What motivates me in this project is the scale of the problem I face. We can imagine the impact this project will provide on living conditions of the Sub-Saharan populations. That's why I devote all my time to this project with the hope that one day I can offer to our people a solution to this disease that has long been an obstacle to their socio-economic development.
I dream of an Africa free from malaria thanks to the use of a simple, effective, affordable and locally manufactured prevention solution. We know that we have the potential to face sanitary challenges in our community: let’s do it!
Malaria is one of the leading killers especially in Sub-Saharan Africa. In your opinion are governments and the international community doing enough to tackle this menace?
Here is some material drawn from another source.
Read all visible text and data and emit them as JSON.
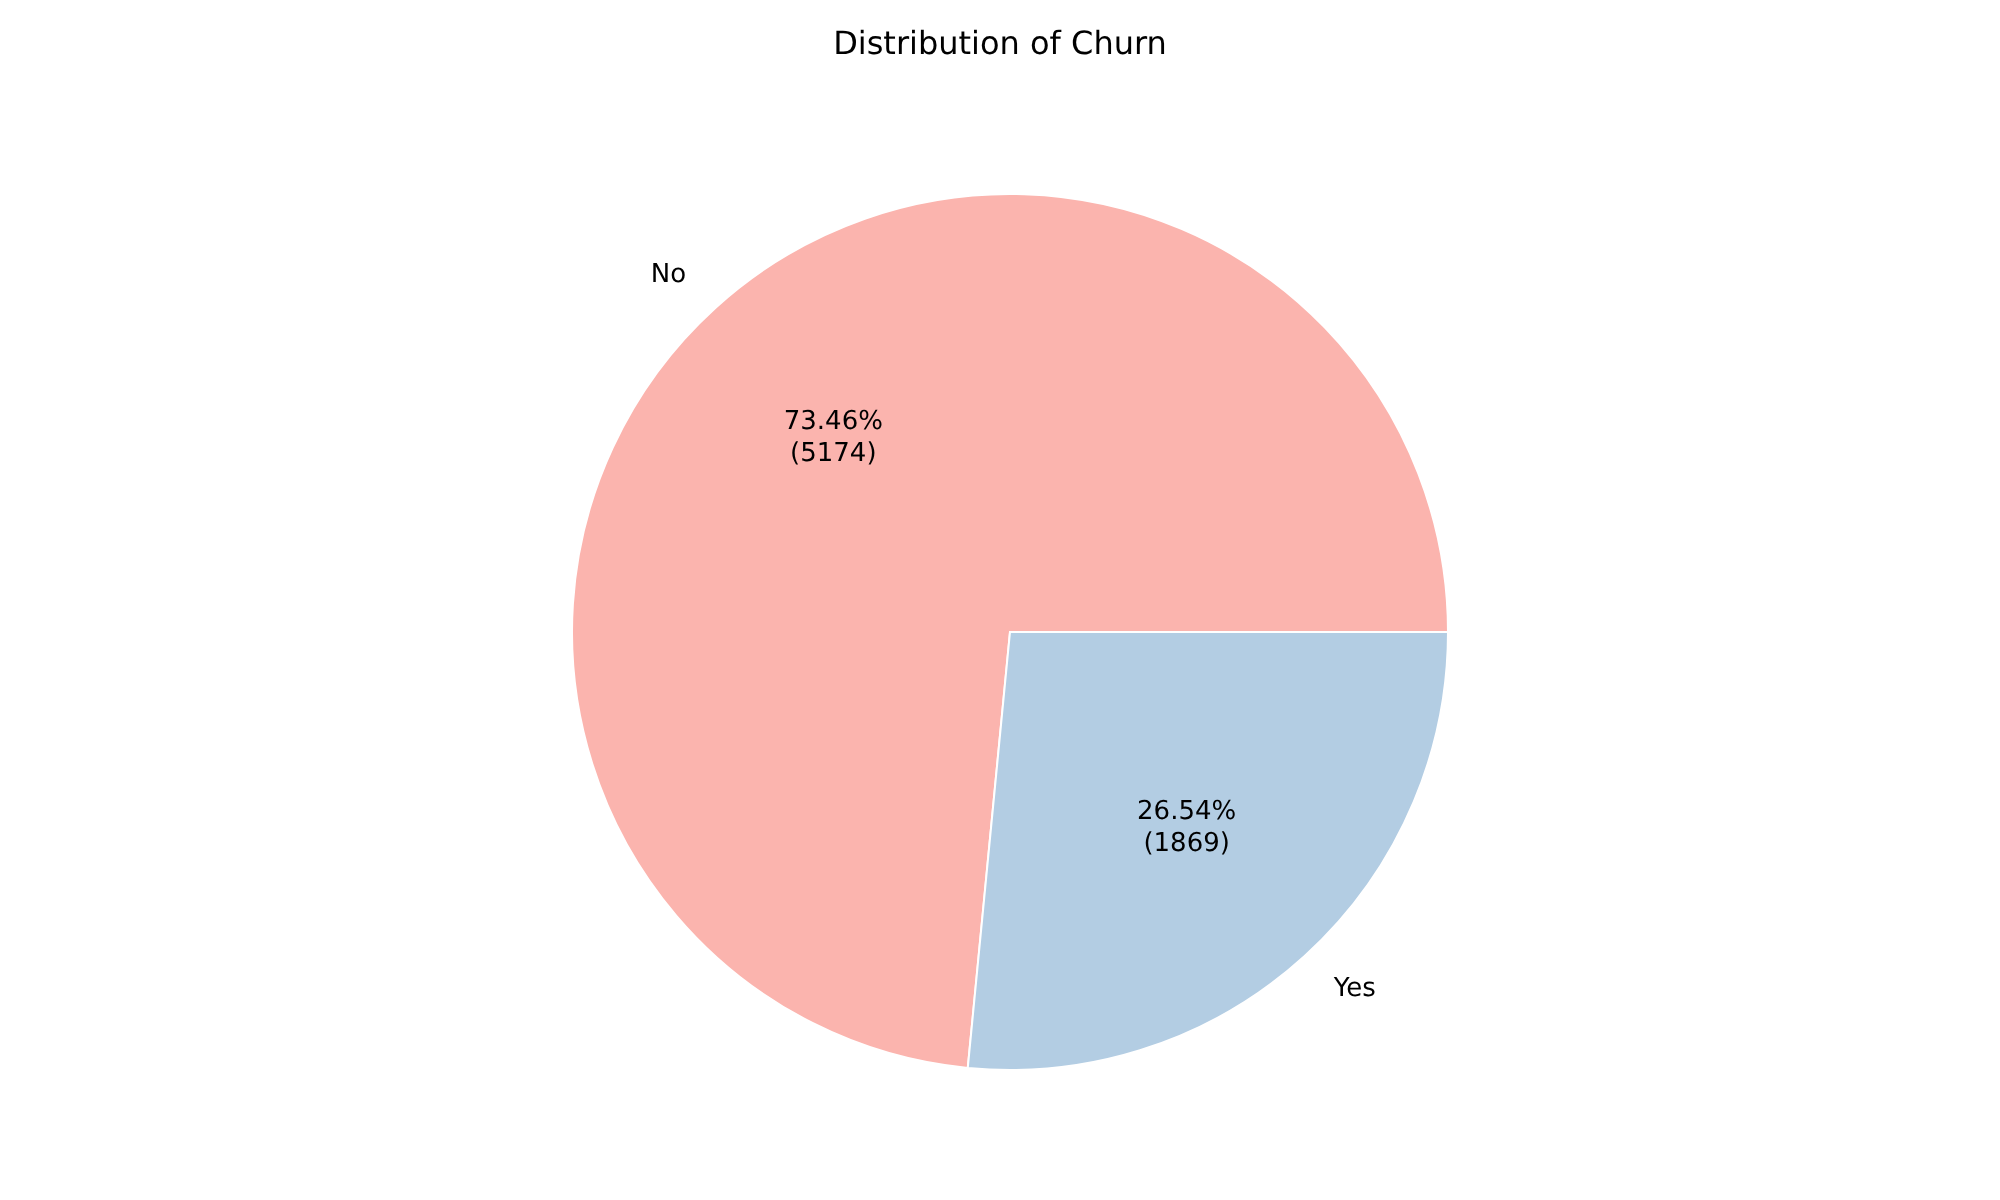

The international community and governments are making considerable efforts to fight this disease. This is reflected in the WHO statistics. For example, between 2000 and 2015, the incidence of malaria decreased by 37 per cent worldwide, while the mortality rate declined by 60 per cent for all age groups and 65 per cent for children under five years. However, the fight is not yet won because a child still dies from malaria every two minutes and mosquitoes are becoming more resistant to insecticides.
So what next for Faso Soap? What is the bigger picture and dream moving forward?
We are conducting tests on industrial soap prototypes in the coming weeks in order to assess the duration of the repellency in a specialised lab. In order to have our product recommended by the World Health Organization we will keep carrying out more tests to optimise our soap, assess it in more open environments to better understand its impact on mosquitoes and malaria.
Our vision is to save 100,000 lives from malaria by bringing our mosquito-repellent soap to the most vulnerable populations. We work to make this dream come true.